Reputation: 149
I have been creating a php application that makes quite a few queries to the database i'd say roughly around 30 or so each page load. This is needed due to the nature of the application. I am using OOP php techniques and optimising my queries as much as I can. Should I be using some sort of caching system? or would you say 30 is fine?
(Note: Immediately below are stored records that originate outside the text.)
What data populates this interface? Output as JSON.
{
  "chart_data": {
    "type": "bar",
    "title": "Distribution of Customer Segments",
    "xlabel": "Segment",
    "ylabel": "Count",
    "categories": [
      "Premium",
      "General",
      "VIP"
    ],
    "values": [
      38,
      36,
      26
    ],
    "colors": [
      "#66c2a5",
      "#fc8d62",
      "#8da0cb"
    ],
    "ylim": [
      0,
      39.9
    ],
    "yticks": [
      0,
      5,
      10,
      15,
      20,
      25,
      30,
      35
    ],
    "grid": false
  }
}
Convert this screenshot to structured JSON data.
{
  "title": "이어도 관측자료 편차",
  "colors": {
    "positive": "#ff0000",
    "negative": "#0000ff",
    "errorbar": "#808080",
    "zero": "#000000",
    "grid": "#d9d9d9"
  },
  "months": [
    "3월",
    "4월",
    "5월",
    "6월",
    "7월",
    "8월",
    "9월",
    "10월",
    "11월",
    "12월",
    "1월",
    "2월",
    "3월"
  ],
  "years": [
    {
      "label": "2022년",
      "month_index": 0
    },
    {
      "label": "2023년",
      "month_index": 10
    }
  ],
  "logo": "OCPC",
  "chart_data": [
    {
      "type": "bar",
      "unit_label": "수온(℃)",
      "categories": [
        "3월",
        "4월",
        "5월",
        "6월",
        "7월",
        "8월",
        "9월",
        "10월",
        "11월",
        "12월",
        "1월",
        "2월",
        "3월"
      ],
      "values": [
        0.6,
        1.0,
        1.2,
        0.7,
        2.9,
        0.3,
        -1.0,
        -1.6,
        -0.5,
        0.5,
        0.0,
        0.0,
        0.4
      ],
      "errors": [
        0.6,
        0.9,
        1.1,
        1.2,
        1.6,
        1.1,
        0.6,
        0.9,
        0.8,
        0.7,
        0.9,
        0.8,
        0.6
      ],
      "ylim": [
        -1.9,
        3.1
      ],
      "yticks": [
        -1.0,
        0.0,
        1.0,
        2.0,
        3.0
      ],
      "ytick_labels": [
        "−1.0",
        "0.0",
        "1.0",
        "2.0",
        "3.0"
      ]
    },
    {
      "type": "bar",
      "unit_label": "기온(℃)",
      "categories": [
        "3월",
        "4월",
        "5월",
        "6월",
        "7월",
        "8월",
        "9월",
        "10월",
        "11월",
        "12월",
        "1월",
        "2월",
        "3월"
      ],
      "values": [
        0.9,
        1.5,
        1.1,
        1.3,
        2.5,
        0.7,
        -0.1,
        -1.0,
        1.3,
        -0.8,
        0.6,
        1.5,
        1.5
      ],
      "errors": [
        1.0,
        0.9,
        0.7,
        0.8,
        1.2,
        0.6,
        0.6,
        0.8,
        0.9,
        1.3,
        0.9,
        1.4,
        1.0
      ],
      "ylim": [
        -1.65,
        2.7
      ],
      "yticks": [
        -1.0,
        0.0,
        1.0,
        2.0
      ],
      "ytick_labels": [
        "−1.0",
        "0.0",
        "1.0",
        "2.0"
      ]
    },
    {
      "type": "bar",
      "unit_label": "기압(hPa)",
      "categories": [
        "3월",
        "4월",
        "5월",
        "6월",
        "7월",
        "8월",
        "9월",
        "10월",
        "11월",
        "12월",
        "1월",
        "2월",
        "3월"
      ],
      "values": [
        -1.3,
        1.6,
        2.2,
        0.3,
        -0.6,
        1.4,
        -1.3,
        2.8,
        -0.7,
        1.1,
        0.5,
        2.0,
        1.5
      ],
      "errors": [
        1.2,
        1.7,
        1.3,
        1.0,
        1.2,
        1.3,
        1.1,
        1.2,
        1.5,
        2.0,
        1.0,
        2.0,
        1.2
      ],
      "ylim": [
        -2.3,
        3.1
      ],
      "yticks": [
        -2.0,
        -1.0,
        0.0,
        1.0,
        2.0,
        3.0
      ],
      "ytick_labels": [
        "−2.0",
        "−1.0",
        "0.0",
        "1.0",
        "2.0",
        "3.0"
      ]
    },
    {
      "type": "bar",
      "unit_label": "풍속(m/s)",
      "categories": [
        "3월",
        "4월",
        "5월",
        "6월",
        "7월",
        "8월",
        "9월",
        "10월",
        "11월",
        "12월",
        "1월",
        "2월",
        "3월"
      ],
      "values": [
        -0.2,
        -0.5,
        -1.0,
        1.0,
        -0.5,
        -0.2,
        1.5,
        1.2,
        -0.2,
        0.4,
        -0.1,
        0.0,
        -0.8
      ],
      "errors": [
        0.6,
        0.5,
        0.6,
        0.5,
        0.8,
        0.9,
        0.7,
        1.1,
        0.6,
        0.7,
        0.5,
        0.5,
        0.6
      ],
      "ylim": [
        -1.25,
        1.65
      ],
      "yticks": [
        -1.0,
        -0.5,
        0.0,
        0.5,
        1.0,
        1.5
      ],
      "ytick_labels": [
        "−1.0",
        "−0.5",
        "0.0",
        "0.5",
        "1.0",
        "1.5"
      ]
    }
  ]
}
Here is a typical query.
Ok so my __construct
looks like this:
public function __construct($host = 'localhost', $user = 'root', $pass = 'root', $name = 'advert')
{
$this->_conn = new mysqli($host, $user, $pass, $name)
or trigger_error('Unable to connect to the server, please check your credentials.', E_USER_ERROR);
}
And one method like so.
$sql = "SELECT `advert_id`,
`ad_title`,
`ad_image` FROM adverts WHERE UNIX_TIMESTAMP() < `ad_expires` AND `ad_show` = 0 AND `ad_enabled` = 1 ORDER BY `ad_id` DESC LIMIT 1";
$stmt = $this->_conn->prepare($sql);
if ($stmt) {
$stmt->execute();
$stmt->bind_result($ad_id, $ad_title, $ad_image);
$rows = array();
while ($row = $stmt->fetch()) {
$item = array(
'ad_id' => $ad_id,
'ad_title' => $ad_title,
'ad_image' => $ad_image
);
$rows[] = $item;
}
The app is kinda like this throughout.
Thanks any feedback will be much appreciated.
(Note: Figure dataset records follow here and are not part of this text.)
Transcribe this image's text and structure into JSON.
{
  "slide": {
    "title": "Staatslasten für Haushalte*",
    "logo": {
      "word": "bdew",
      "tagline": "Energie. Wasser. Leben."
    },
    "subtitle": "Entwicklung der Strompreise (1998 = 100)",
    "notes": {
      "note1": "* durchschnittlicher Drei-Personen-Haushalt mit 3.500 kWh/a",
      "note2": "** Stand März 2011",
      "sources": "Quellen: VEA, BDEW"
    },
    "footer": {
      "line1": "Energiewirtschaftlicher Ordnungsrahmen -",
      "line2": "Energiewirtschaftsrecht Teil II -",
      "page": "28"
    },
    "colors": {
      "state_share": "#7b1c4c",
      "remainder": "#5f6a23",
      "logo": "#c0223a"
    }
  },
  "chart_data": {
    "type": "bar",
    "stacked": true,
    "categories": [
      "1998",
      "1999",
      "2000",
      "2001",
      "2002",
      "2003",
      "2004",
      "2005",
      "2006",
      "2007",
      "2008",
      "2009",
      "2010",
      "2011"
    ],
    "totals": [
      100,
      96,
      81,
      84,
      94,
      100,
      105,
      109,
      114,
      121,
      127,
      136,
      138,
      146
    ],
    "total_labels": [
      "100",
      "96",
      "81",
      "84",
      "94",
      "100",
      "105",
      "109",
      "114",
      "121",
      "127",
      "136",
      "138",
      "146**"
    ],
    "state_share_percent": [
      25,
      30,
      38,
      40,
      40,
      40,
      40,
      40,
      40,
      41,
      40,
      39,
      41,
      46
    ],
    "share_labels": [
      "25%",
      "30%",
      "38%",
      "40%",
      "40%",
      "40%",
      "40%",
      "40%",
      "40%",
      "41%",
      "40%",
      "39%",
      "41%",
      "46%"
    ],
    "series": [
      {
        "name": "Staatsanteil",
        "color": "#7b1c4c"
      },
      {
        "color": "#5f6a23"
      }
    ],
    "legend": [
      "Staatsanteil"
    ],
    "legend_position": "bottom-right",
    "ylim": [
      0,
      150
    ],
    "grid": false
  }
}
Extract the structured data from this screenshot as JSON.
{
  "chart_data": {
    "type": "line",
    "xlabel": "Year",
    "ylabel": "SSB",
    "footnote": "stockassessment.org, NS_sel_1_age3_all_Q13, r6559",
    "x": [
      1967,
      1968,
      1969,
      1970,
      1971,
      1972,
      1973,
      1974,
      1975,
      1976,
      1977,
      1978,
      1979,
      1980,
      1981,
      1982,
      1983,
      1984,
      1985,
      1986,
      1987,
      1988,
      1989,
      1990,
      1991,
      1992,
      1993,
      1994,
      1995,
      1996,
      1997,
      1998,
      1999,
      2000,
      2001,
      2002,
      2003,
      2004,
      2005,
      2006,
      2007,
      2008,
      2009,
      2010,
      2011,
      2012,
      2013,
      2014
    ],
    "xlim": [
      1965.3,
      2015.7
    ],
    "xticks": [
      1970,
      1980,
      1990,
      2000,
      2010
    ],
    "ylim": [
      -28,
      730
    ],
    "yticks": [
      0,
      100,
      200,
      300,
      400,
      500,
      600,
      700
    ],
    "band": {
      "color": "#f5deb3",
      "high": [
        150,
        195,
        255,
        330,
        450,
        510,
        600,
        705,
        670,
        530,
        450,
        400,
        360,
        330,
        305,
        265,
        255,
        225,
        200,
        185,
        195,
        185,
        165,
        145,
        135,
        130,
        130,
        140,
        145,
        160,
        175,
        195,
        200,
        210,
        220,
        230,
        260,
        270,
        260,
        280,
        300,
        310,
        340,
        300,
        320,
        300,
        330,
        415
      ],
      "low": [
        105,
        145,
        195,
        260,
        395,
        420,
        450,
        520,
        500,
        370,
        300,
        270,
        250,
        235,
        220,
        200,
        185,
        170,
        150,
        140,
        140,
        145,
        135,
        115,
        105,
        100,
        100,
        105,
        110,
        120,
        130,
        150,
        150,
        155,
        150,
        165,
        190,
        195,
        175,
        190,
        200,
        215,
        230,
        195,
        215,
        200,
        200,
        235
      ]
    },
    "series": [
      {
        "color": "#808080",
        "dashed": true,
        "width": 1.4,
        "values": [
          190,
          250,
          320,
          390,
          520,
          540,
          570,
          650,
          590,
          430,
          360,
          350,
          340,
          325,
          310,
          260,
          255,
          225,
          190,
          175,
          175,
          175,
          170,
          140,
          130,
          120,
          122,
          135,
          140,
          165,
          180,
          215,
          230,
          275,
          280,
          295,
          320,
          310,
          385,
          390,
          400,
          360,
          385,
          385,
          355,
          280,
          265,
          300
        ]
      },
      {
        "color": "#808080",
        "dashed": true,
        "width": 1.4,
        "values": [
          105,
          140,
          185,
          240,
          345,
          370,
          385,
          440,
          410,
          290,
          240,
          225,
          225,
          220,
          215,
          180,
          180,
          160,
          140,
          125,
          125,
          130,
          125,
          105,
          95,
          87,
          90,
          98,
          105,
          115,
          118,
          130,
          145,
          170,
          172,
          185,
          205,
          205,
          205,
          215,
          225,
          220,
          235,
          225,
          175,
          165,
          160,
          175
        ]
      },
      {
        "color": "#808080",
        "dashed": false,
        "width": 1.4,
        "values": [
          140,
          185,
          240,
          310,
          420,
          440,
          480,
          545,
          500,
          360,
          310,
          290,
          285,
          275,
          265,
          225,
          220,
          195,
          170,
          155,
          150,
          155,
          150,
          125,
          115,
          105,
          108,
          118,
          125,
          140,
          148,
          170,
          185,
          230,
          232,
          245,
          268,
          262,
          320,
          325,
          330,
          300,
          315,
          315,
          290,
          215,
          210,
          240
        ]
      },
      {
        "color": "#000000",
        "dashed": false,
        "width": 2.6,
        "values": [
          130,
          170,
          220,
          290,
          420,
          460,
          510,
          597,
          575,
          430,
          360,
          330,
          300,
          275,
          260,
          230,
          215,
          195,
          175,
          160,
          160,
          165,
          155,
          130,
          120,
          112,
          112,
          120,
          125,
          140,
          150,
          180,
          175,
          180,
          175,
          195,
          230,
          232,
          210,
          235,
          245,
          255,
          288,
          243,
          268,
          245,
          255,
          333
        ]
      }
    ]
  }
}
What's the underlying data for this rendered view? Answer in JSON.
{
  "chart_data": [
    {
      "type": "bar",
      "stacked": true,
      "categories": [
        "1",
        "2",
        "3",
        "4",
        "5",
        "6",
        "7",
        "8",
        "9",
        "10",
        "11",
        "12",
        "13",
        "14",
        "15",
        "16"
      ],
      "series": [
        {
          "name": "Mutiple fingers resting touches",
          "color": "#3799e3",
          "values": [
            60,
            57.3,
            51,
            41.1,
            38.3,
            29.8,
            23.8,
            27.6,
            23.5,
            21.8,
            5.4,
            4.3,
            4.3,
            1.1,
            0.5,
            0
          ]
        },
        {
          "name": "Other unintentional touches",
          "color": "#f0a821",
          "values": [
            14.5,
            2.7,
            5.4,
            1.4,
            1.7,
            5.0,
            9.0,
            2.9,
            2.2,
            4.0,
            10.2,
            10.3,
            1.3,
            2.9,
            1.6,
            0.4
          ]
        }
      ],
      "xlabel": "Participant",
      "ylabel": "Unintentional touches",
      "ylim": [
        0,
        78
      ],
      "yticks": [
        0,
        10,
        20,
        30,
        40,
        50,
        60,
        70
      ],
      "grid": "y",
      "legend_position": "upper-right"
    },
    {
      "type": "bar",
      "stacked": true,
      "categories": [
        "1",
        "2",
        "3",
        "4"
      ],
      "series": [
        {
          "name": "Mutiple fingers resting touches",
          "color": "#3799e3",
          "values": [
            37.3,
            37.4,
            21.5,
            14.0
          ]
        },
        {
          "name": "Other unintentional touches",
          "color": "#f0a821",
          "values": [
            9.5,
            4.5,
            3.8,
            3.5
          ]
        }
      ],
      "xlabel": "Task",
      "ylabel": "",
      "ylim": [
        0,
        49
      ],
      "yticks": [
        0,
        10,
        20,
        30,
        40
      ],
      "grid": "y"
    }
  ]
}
**EDIT Sorry i meant to say 30 queries not 30 connections
Upvotes: 0
Views: 98
Reputation: 1870
Just make one connection and re-use it. 30 connections is a lot considering that you might have multiple users.
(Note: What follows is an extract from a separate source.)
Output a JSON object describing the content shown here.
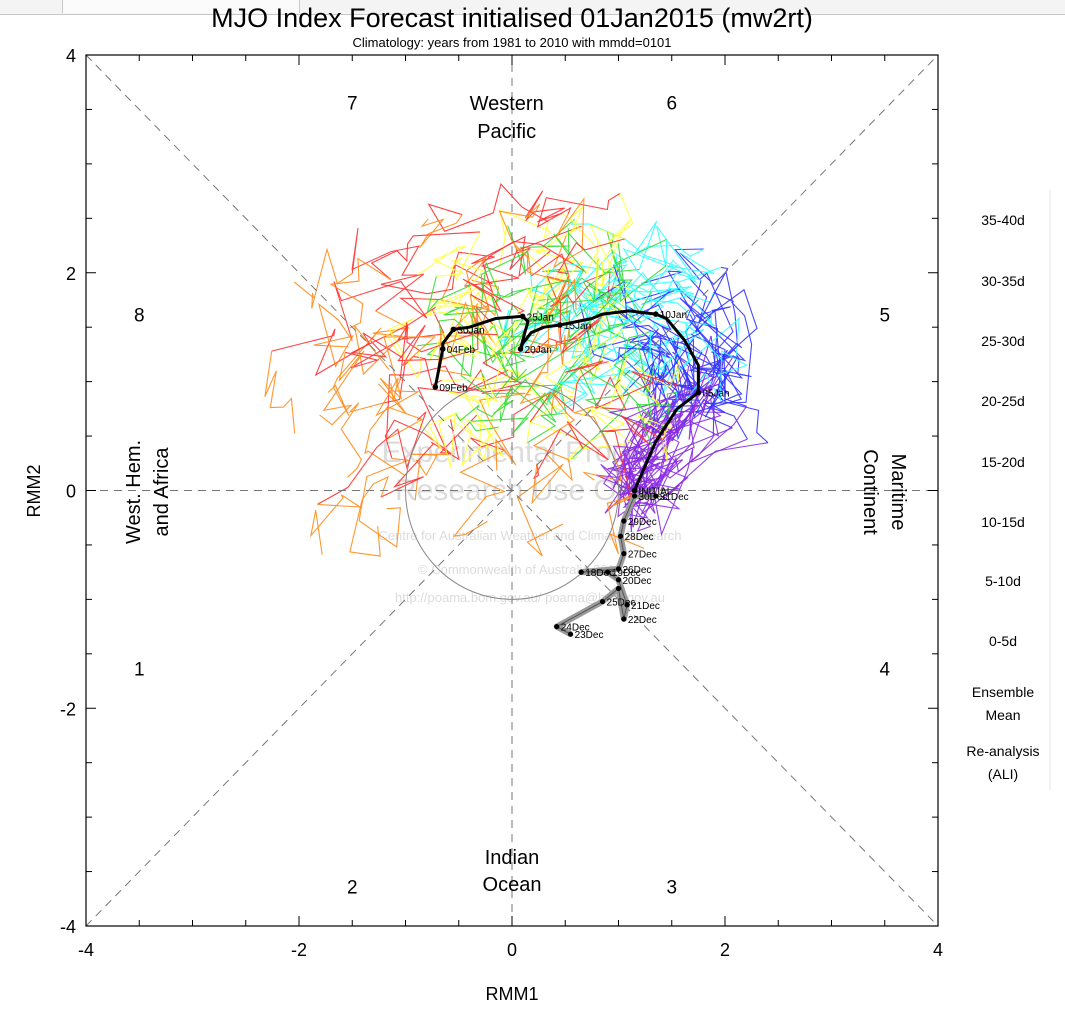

Edit: initial question said connections. 30 queries is fine unless this is data that doesn't change very often. In this case you can first do a query to see if you need to pull data or if the cached data is fine to serve to the user.
Upvotes: 0
Reputation:
You should use caching when it will useful. If time of page generation without caching of queries is 3 seconds, and with caching - 0.03, then you should use caching, obviously. If caching not gives any noticeable boost - don't spend resources.